Android version 4.0, dubbed “Ice Cream Sandwich,” will be released on Thursday for users of Asustek’s Eee Pad Transformer Prime tablet, making Asustek the world’s first tablet PC maker to adopt this open platform, Asustek vice president and general manager of its Eee system business unit Samson Hu (胡書賓) said.
“Our relationship with Google has improved and this year we have already planned products on open platforms, including Android and Windows,” Hu told a media briefing.
The Taipei-based manufacturer will unveil a 7-inch Android-powered tablet and a 10-inch model enabling higher screen resolution at the International Consumer Electronics Show (CES) at the Las Vegas Convention Center in the US next week, with another two 10-inch Android products to be launched in the first half of this year, he said.
Asustek also plans to introduce a tablet featuring Microsoft Corp’s Windows 8 system and a chipset from ARM Holdings PLC in the second half of this year, but shipments will be limited this year because of the product’s late launch, Hu said.
Meanwhile, the company expects to begin shipping the 3G version of the Transformer Prime in March, which will offer better global positioning system (GPS) connectivity than the Wi-Fi version.
To deal with the increasing numbers of tablet products, Asustek plans to expand its staff of researchers working on Android software this year from 300 people to 400, with another 150 engineers focusing on the Windows platform, according to the company.
Other electronics makers will also present new tablet computers at the CES next week, but far less than last year, when more than 80 contenders were fielded.
Forrester analyst Sarah Rothman Epps expects Motorola Mobility Holdings Inc, Toshiba Corp, Acer Inc (宏碁) and others to introduce tablets powered by Android software.
“Will they sell better than last year?
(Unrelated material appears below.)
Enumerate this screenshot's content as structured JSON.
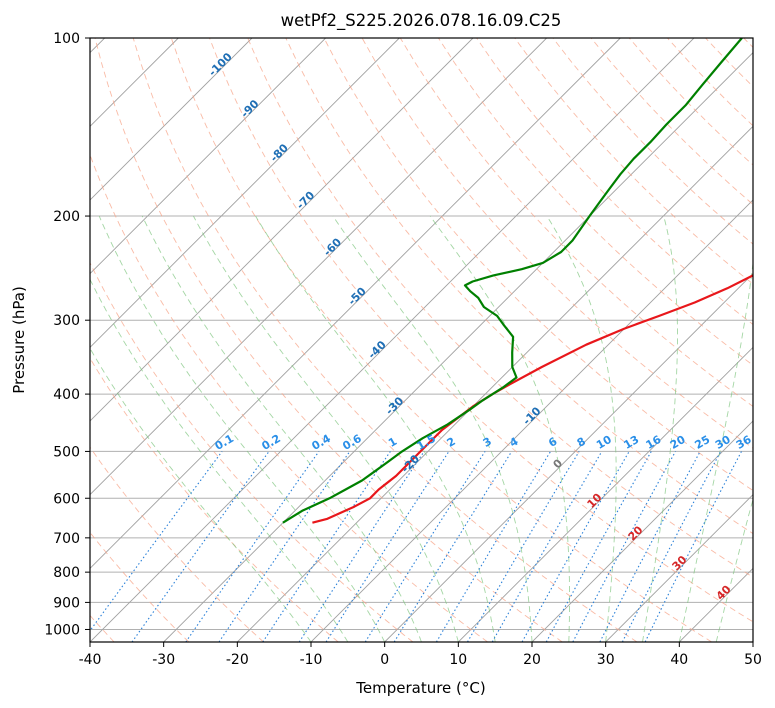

I don’t expect to see any barn-burners, but there’s reason to be optimistic,” she said.
The percentage of US tablet shoppers who said they prefered Android systems doubled to 18 percent in the first 10 months of last year, according to Forrester.
While tablet computers aspiring to unseat Apple’s market-ruling iPads were the rage at last year’s CES, slim yet powerful laptop computers referred to as “ultrabooks” are expected to crowd the spotlight next week.
CES organizers on Thursday predicted that 30 to 40 new ultrabooks would debut at the show.